Stephen Kaung was profoundly influenced by the great Watchman Nee of China. Kaung is now in his nineties, but as sharp as ever. I watched him speak on YouTube recently on ‘The Eternal Purpose of God’ from Eph. 1, understood and appreciated by so few in the Church today. Somewhere near the beginning of his talk he explained what he considered one of the primary reasons for the contemporary Church’s weakness – he said, ‘We are too strong! Our problem is strength!’ Not only have we lost God’s eternal purpose in Christ for his people, but we are too strong in ourselves and too weak in the Lord. I could relate to that. In our Metro we have a weekly church diary setting out church events, seminars, conferences, healing campaigns, etc, the list goes on and on – I have often said, if the strength of the church in our midst was proportional to the number of meetings and conferences with overseas speakers etc, we should be in revival right now – however, often the opposite prevails. Any local church growth (numerical) is of the musical chairs type: some megachurch puts on bigger and better, and the migration begins. And the quality of believer? Largely superficial, I would say.

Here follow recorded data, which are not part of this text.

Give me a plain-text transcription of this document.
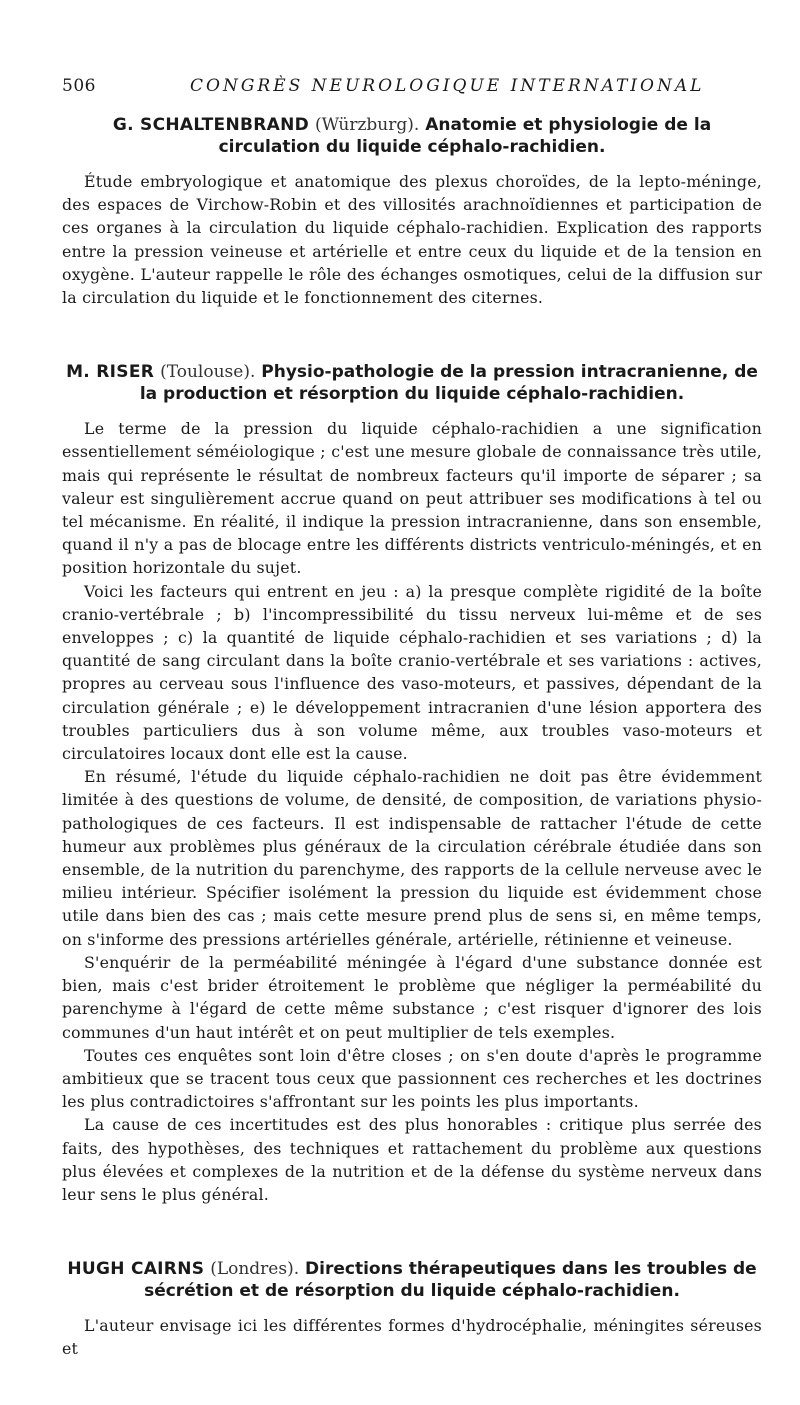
506	CONGRÈS NEUROLOGIQUE INTERNATIONAL

G. SCHALTENBRAND (Würzburg). Anatomie et physiologie de la circulation du liquide céphalo-rachidien.

Étude embryologique et anatomique des plexus choroïdes, de la lepto-méninge, des espaces de Virchow-Robin et des villosités arachnoïdiennes et participation de ces organes à la circulation du liquide céphalo-rachidien. Explication des rapports entre la pression veineuse et artérielle et entre ceux du liquide et de la tension en oxygène. L'auteur rappelle le rôle des échanges osmotiques, celui de la diffusion sur la circulation du liquide et le fonctionnement des citernes.

M. RISER (Toulouse). Physio-pathologie de la pression intracranienne, de la production et résorption du liquide céphalo-rachidien.

Le terme de la pression du liquide céphalo-rachidien a une signification essentiellement séméiologique ; c'est une mesure globale de connaissance très utile, mais qui représente le résultat de nombreux facteurs qu'il importe de séparer ; sa valeur est singulièrement accrue quand on peut attribuer ses modifications à tel ou tel mécanisme. En réalité, il indique la pression intracranienne, dans son ensemble, quand il n'y a pas de blocage entre les différents districts ventriculo-méningés, et en position horizontale du sujet.

Voici les facteurs qui entrent en jeu : a) la presque complète rigidité de la boîte cranio-vertébrale ; b) l'incompressibilité du tissu nerveux lui-même et de ses enveloppes ; c) la quantité de liquide céphalo-rachidien et ses variations ; d) la quantité de sang circulant dans la boîte cranio-vertébrale et ses variations : actives, propres au cerveau sous l'influence des vaso-moteurs, et passives, dépendant de la circulation générale ; e) le développement intracranien d'une lésion apportera des troubles particuliers dus à son volume même, aux troubles vaso-moteurs et circulatoires locaux dont elle est la cause.

En résumé, l'étude du liquide céphalo-rachidien ne doit pas être évidemment limitée à des questions de volume, de densité, de composition, de variations physio-pathologiques de ces facteurs. Il est indispensable de rattacher l'étude de cette humeur aux problèmes plus généraux de la circulation cérébrale étudiée dans son ensemble, de la nutrition du parenchyme, des rapports de la cellule nerveuse avec le milieu intérieur. Spécifier isolément la pression du liquide est évidemment chose utile dans bien des cas ; mais cette mesure prend plus de sens si, en même temps, on s'informe des pressions artérielles générale, artérielle, rétinienne et veineuse.

S'enquérir de la perméabilité méningée à l'égard d'une substance donnée est bien, mais c'est brider étroitement le problème que négliger la perméabilité du parenchyme à l'égard de cette même substance ; c'est risquer d'ignorer des lois communes d'un haut intérêt et on peut multiplier de tels exemples.

Toutes ces enquêtes sont loin d'être closes ; on s'en doute d'après le programme ambitieux que se tracent tous ceux que passionnent ces recherches et les doctrines les plus contradictoires s'affrontant sur les points les plus importants.

La cause de ces incertitudes est des plus honorables : critique plus serrée des faits, des hypothèses, des techniques et rattachement du problème aux questions plus élevées et complexes de la nutrition et de la défense du système nerveux dans leur sens le plus général.

HUGH CAIRNS (Londres). Directions thérapeutiques dans les troubles de sécrétion et de résorption du liquide céphalo-rachidien.

L'auteur envisage ici les différentes formes d'hydrocéphalie, méningites séreuses et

Evert-Jan Ouweneel, Dutch Director of World Vision, gives a window into the Church in the Netherlands. He writes that while many see the Church in Europe declining in membership due to secularisation, he personally is optimistic. ‘Christianity in Europe is not going down the drain, but it’s in a revolutionary transition. We are being forced to reinvent (personal comment: a bad choice of word? would ‘rediscover’ not have been better?) the Gospel and the Church, and to (in a way) start all over again – what is the Gospel and why is it good news to our society? Wonderful questions for pioneers.’ Agreed!

‘Western European Christianity has become morally powerless… and lacks spiritual conviction… and today’s young people have a whole new religious spectrum to choose from. There’s no longer an economic advantage to being a Christian. So… those who still attend a church do so out of real conviction.’

Ouweneel continues, ‘That brings me to the hidden strength of today’s European Christianity: we’re learning to live with our weaknesses and our failures, which gives us a whole new experience of surrender to God’s peace and grace. From a gospel of human strength we move to a gospel of humility and weakness. We know that God’s strength can only be manifested when we are weak’ (my emphasis). [Coming back to Stephen Kaung for a moment: he points us likewise to Paul’s words in 2 Cor. 12:9-10, “But (in the light of his temptation to self-exaltation because of the surpassingly great revelations given him) he said to me, ‘My grace is made perfect in weakness.’ Therefore I will boast all the more gladly about my weaknesses, so that Christ’s power may rest on me. That is why, for Christ’s sake, I delight in weaknesses, in insults, in hardships, in persecutions, in difficulties. For when I am weak, then I am strong.”]

This also changes the Church. ‘We should stop planning and controlling the Church and jumping to the next growth formula. What matters is whether we are available for God with empty hands, so He can use us in the way He wants…’

I like that. Just last night I was reading the introduction to Nee’s classic ‘The Normal Christian Church Life,’ in which he reminds us that God has no need of a counsellor (Rom. 11:34), therefore it is not our place to suggest how we think divine work should be done, but rather to ask in everything, ‘What is the will of the Lord?’ (his premise is that the will of the Lord for his Church is recorded not only in the Pauline Letters but in the examples of the Book of Acts).

Surely we, as individual believers and as faith-communities, must begin with a deep ‘Sorry, Lord,’ a re-reading of the Scriptures concerning God’s Bride, in dependance on Spirit-given revelation from God himself. ‘But when God, who set me apart from birth and called me by his grace, was pleased to reveal his Son in me so that I might preach him among the Gentiles, I did not consult any man…’  (Gal. 1:15-16).